After a Federal Highway Administration report concluded that the rusting bridge posed a danger to the visiting public, it was closed in 2010.
Work on a new suspension bridge of a similar design began in September 2011, and the new bridge allowed public access to the lighthouse to resume in April 2012.
The price tag for the work, which was built by Flatiron West of Benicia, was around $1 million
The Light that saves.
For over 150 years, Point Bonita Lighthouse has aided ships navigating the treacherous waters of the Golden Gate. Its welcome beacon continues to greet both mariners and lighthouse visitors alike.
View from window inside. Still wet.
There have been three light signatures at Point Bonita.
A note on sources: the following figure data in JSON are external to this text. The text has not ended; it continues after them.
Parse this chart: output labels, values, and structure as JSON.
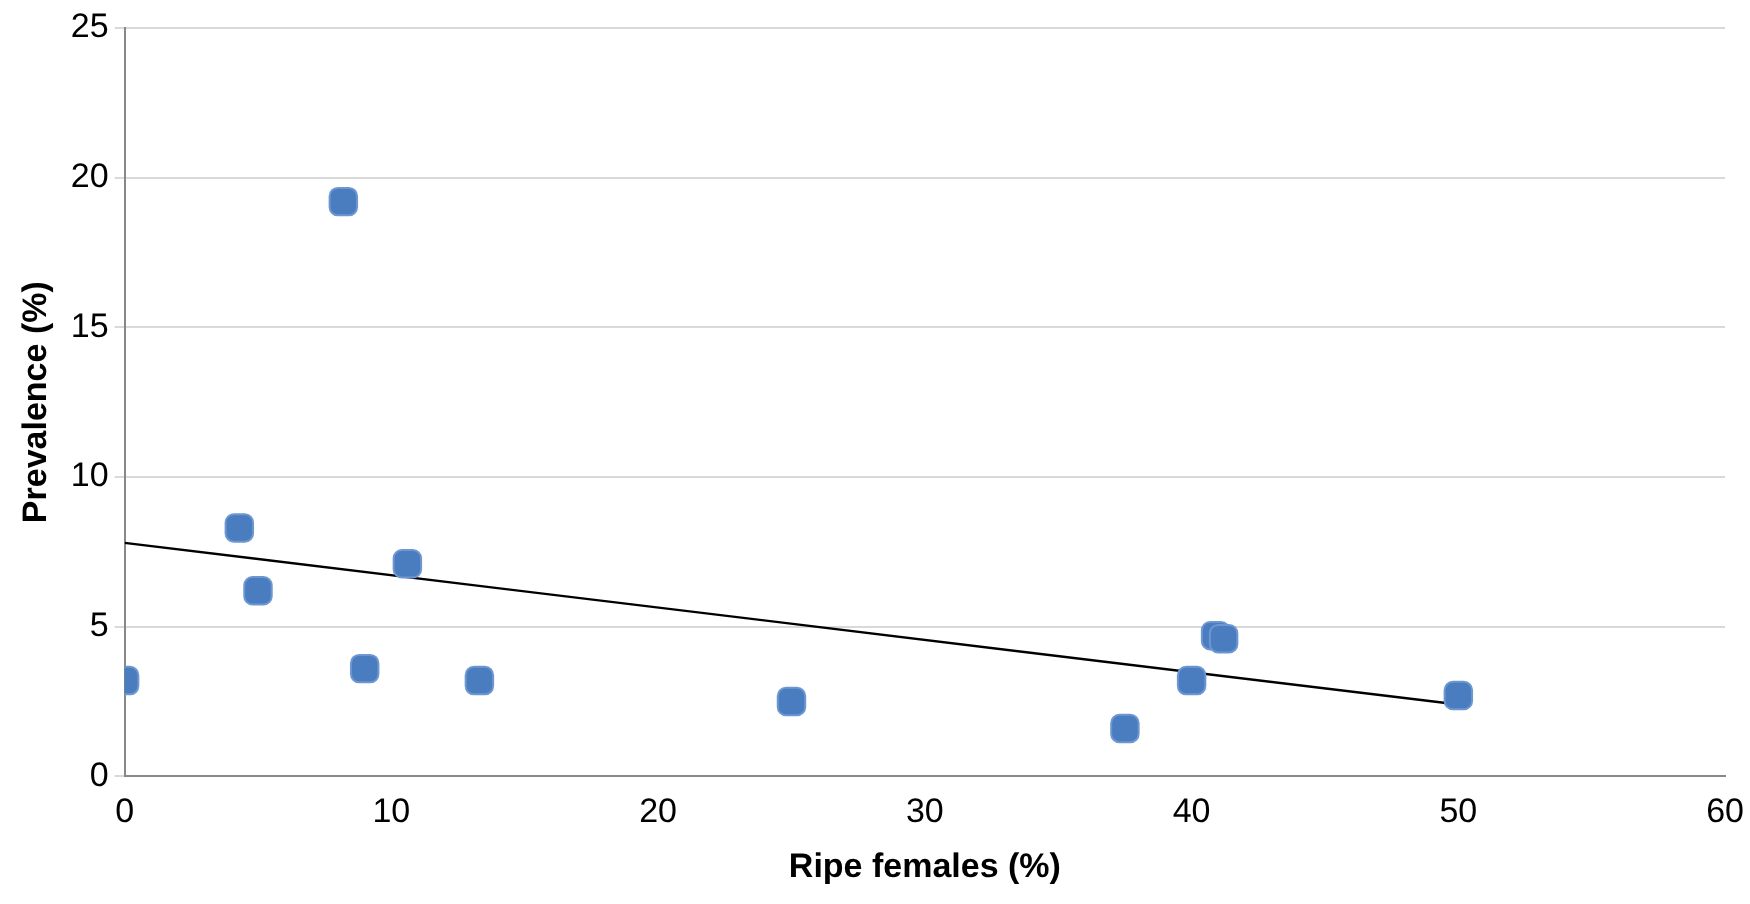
{
  "chart_data": {
    "type": "scatter",
    "xlabel": "Ripe females (%)",
    "ylabel": "Prevalence (%)",
    "xlim": [
      0,
      60
    ],
    "xticks": [
      0,
      10,
      20,
      30,
      40,
      50,
      60
    ],
    "ylim": [
      0,
      25
    ],
    "yticks": [
      0,
      5,
      10,
      15,
      20,
      25
    ],
    "grid": "y",
    "legend": false,
    "marker": "square",
    "series": [
      {
        "color": "#4a7cc0",
        "x": [
          0,
          8.2,
          4.3,
          5,
          9,
          10.6,
          13.3,
          25,
          37.5,
          40,
          40.9,
          41.2,
          50
        ],
        "values": [
          3.2,
          19.2,
          8.3,
          6.2,
          3.6,
          7.1,
          3.2,
          2.5,
          1.6,
          3.2,
          4.7,
          4.6,
          2.7
        ]
      },
      {
        "type": "line",
        "color": "#000000",
        "marker": "none",
        "x": [
          0,
          50
        ],
        "values": [
          7.8,
          2.4
        ]
      }
    ]
  }
}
The first light shone steady, but later a mechanical eclipser was installed to produce an occulting light with a signature of 25 seconds on, 5 seconds off. Currently the light flashes once every three seconds.
The hatch that we all tempted to open.
Point Bonita today is part of the largest urban national park in the United States, the Golden Gate National Recreation Area. A secret jewel of the Bay Area, Point Bonita is still an active lighthouse.
The U.S. Coast Guard maintains the lighthouse and the National Park Service provides access to visitors.
The glorious lighthouse. Storm has passed. Click to enlarge. It’s beautiful.